Chronic neuroinflammation has been associated with many neurodegenerative diseases such as Alzheimer's and Parkinson's Disease. The chronic activation of microglia can cause neuronal damage by releasing proinflammatory cytokines and reactive oxygen mediators. Epigallocatechin‐3‐Gallate (EGCG) is a bioactive polyphenol that exhibits significant anti‐inflammatory and neuroprotective properties in green tea extract. The current study aims to examine how EGCG can prevent chronic inflammation by inhibiting proinflammatory responses and oxidative stress induction. If proven to be the case, EGCG may serve as a nutraceutical for preventing neurodegenerative disorders.

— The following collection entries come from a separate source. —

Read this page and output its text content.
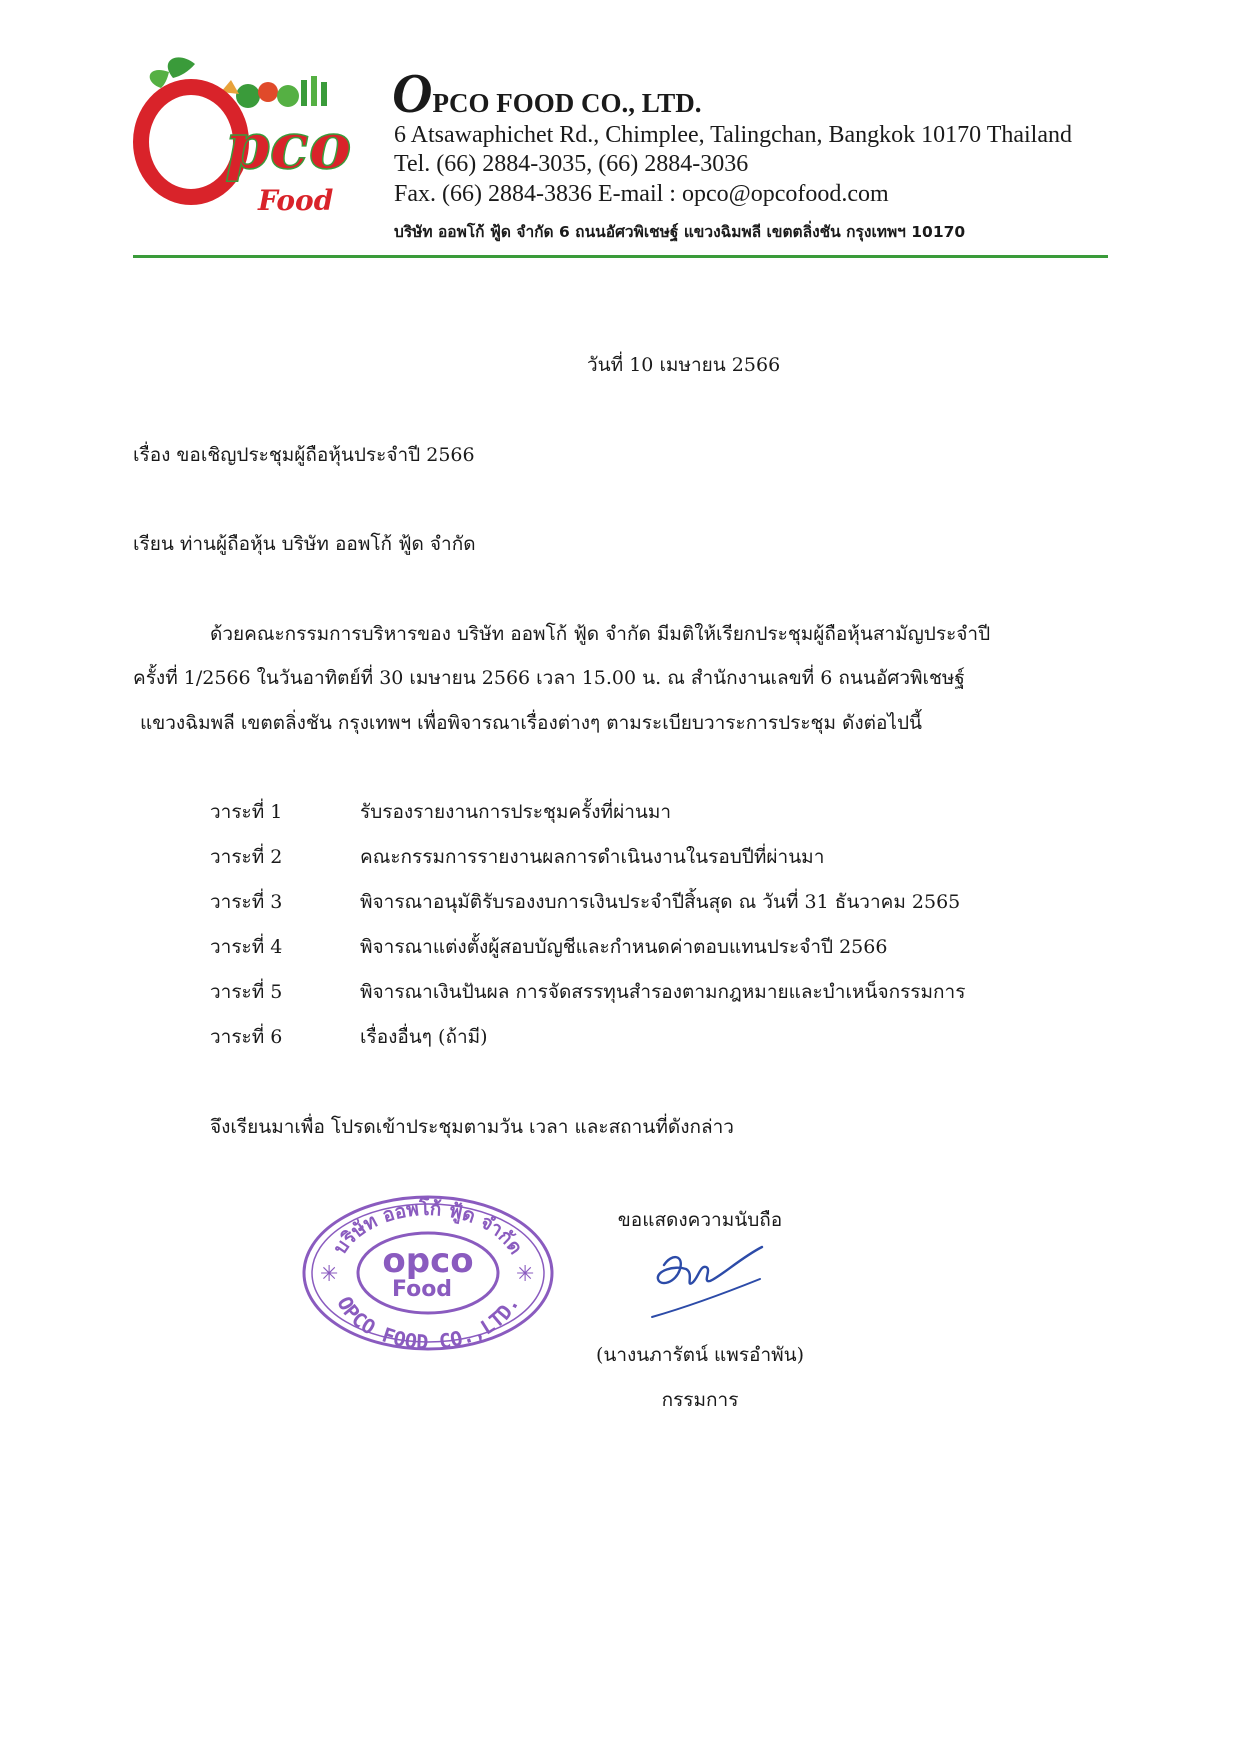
pco
Food
OPCO FOOD CO., LTD.
6 Atsawaphichet Rd., Chimplee, Talingchan, Bangkok 10170 Thailand
Tel. (66) 2884-3035, (66) 2884-3036
Fax. (66) 2884-3836 E-mail : opco@opcofood.com
บริษัท ออพโก้ ฟู้ด จำกัด 6 ถนนอัศวพิเชษฐ์ แขวงฉิมพลี เขตตลิ่งชัน กรุงเทพฯ 10170
วันที่ 10 เมษายน 2566
เรื่อง ขอเชิญประชุมผู้ถือหุ้นประจำปี 2566
เรียน ท่านผู้ถือหุ้น บริษัท ออพโก้ ฟู้ด จำกัด
ด้วยคณะกรรมการบริหารของ บริษัท ออพโก้ ฟู้ด จำกัด มีมติให้เรียกประชุมผู้ถือหุ้นสามัญประจำปี
ครั้งที่ 1/2566 ในวันอาทิตย์ที่ 30 เมษายน 2566 เวลา 15.00 น. ณ สำนักงานเลขที่ 6 ถนนอัศวพิเชษฐ์
แขวงฉิมพลี เขตตลิ่งชัน กรุงเทพฯ เพื่อพิจารณาเรื่องต่างๆ ตามระเบียบวาระการประชุม ดังต่อไปนี้
วาระที่ 1	รับรองรายงานการประชุมครั้งที่ผ่านมา
วาระที่ 2	คณะกรรมการรายงานผลการดำเนินงานในรอบปีที่ผ่านมา
วาระที่ 3	พิจารณาอนุมัติรับรองงบการเงินประจำปีสิ้นสุด ณ วันที่ 31 ธันวาคม 2565
วาระที่ 4	พิจารณาแต่งตั้งผู้สอบบัญชีและกำหนดค่าตอบแทนประจำปี 2566
วาระที่ 5	พิจารณาเงินปันผล การจัดสรรทุนสำรองตามกฎหมายและบำเหน็จกรรมการ
วาระที่ 6	เรื่องอื่นๆ (ถ้ามี)
จึงเรียนมาเพื่อ โปรดเข้าประชุมตามวัน เวลา และสถานที่ดังกล่าว
บริษัท ออพโก้ ฟู้ด จำกัด
OPCO FOOD CO.,LTD.
opco
Food
✳	✳
ขอแสดงความนับถือ
(นางนภารัตน์ แพรอำพัน)
กรรมการ
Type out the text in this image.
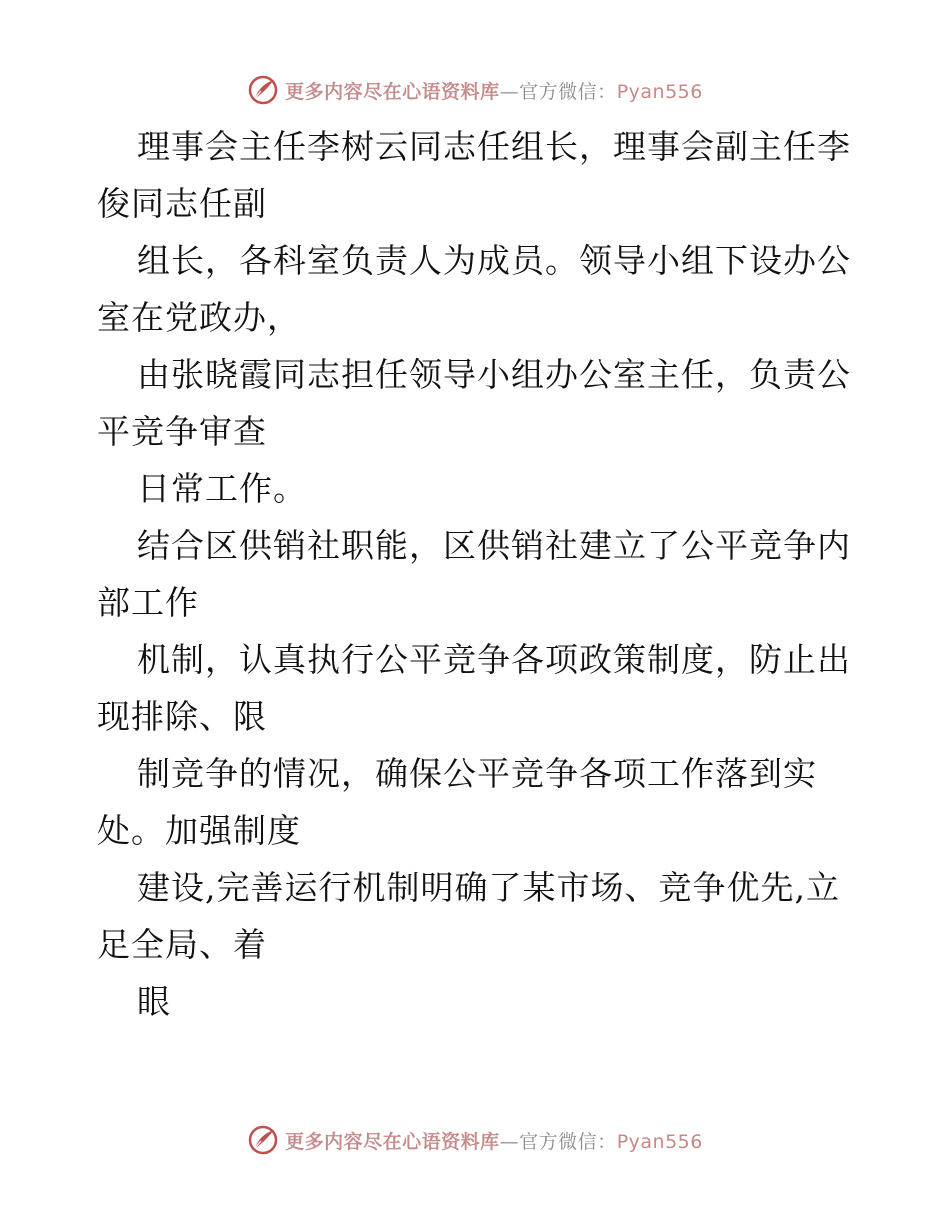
更多内容尽在心语资料库—官方微信：Pyan556
理事会主任李树云同志任组长，理事会副主任李
俊同志任副
组长，各科室负责人为成员。领导小组下设办公
室在党政办，
由张晓霞同志担任领导小组办公室主任，负责公
平竞争审查
日常工作。
结合区供销社职能，区供销社建立了公平竞争内
部工作
机制，认真执行公平竞争各项政策制度，防止出
现排除、限
制竞争的情况，确保公平竞争各项工作落到实
处。加强制度
建设,完善运行机制明确了某市场、竞争优先,立
足全局、着
眼
更多内容尽在心语资料库—官方微信：Pyan556
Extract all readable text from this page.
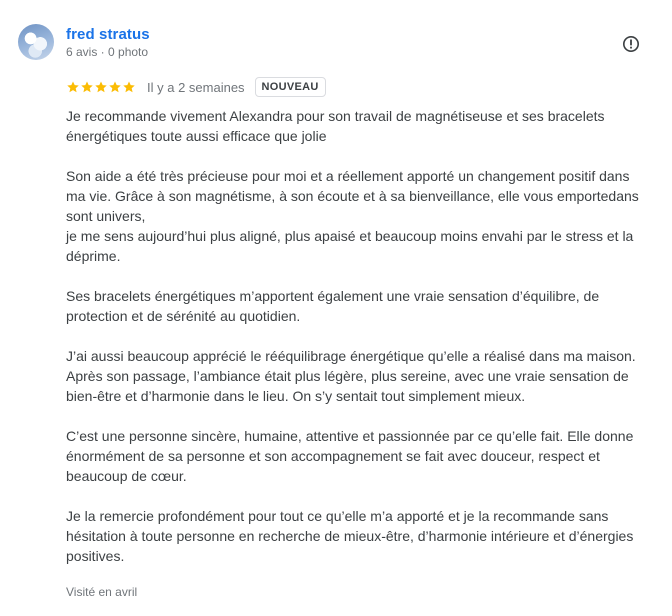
fred stratus
6 avis · 0 photo
Il y a 2 semaines	NOUVEAU

Je recommande vivement Alexandra pour son travail de magnétiseuse et ses bracelets

énergétiques toute aussi efficace que jolie

Son aide a été très précieuse pour moi et a réellement apporté un changement positif dans

ma vie. Grâce à son magnétisme, à son écoute et à sa bienveillance, elle vous emportedans

sont univers,

je me sens aujourd’hui plus aligné, plus apaisé et beaucoup moins envahi par le stress et la

déprime.

Ses bracelets énergétiques m’apportent également une vraie sensation d’équilibre, de

protection et de sérénité au quotidien.

J’ai aussi beaucoup apprécié le rééquilibrage énergétique qu’elle a réalisé dans ma maison.

Après son passage, l’ambiance était plus légère, plus sereine, avec une vraie sensation de

bien-être et d’harmonie dans le lieu. On s’y sentait tout simplement mieux.

C’est une personne sincère, humaine, attentive et passionnée par ce qu’elle fait. Elle donne

énormément de sa personne et son accompagnement se fait avec douceur, respect et

beaucoup de cœur.

Je la remercie profondément pour tout ce qu’elle m’a apporté et je la recommande sans

hésitation à toute personne en recherche de mieux-être, d’harmonie intérieure et d’énergies

positives.

Visité en avril
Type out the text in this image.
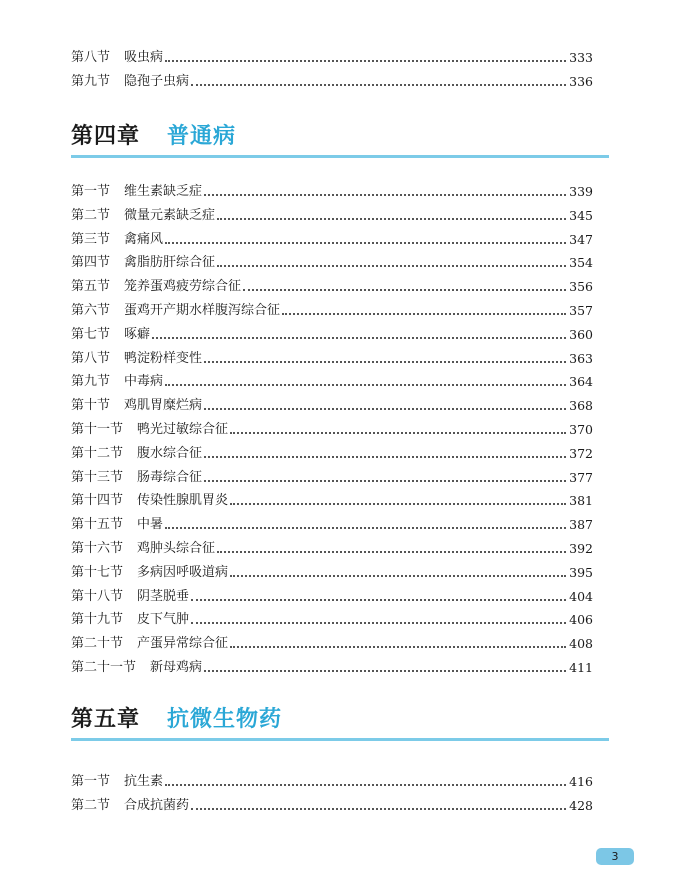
第八节 吸虫病	333
第九节 隐孢子虫病	336
第四章 普通病
第一节 维生素缺乏症	339
第二节 微量元素缺乏症	345
第三节 禽痛风	347
第四节 禽脂肪肝综合征	354
第五节 笼养蛋鸡疲劳综合征	356
第六节 蛋鸡开产期水样腹泻综合征	357
第七节 啄癖	360
第八节 鸭淀粉样变性	363
第九节 中毒病	364
第十节 鸡肌胃糜烂病	368
第十一节 鸭光过敏综合征	370
第十二节 腹水综合征	372
第十三节 肠毒综合征	377
第十四节 传染性腺肌胃炎	381
第十五节 中暑	387
第十六节 鸡肿头综合征	392
第十七节 多病因呼吸道病	395
第十八节 阴茎脱垂	404
第十九节 皮下气肿	406
第二十节 产蛋异常综合征	408
第二十一节 新母鸡病	411
第五章 抗微生物药
第一节 抗生素	416
第二节 合成抗菌药	428
3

In this study, we evaluated the anti‐inflammatory activity of EGCG in lipopolysaccharide (LPS) stimulated BV‐2 microglia cells. BV‐2 microglial cells were first stimulated with 1µg/mL LPS for 1hr; then incubated for 24 hrs using different concentrations of EGCG. Cell viability was assessed using resazurin (Alamar™ Blue) indicator dye. In addition, inflammatory cytokines were profiled using QIAGEN mouse inflammatory cytokines multi‐analyte ELISA array, and nitric oxide (NO) release was evaluated using the Griess Reagent Assay. Our results showed that EGCG caused a concentration‐dependent decrease in cell viability of LPS stimulated BV‐2 microglia cells for EGCG concentrations higher than 150 µM. EGCG also significantly inhibited the release of the proinflammatory cytokine IL‐6 and the inflammatory mediator NO production at 150 µM, and 175µM in LPS stimulated BV‐2 microglial cells. In conclusion, EGCG has decreased IL‐6 and NO production, but further research will be performed to elucidate the anti‐inflammatory and antioxidative attributes of EGCG on inflammation‐induced neurodegenerative diseases.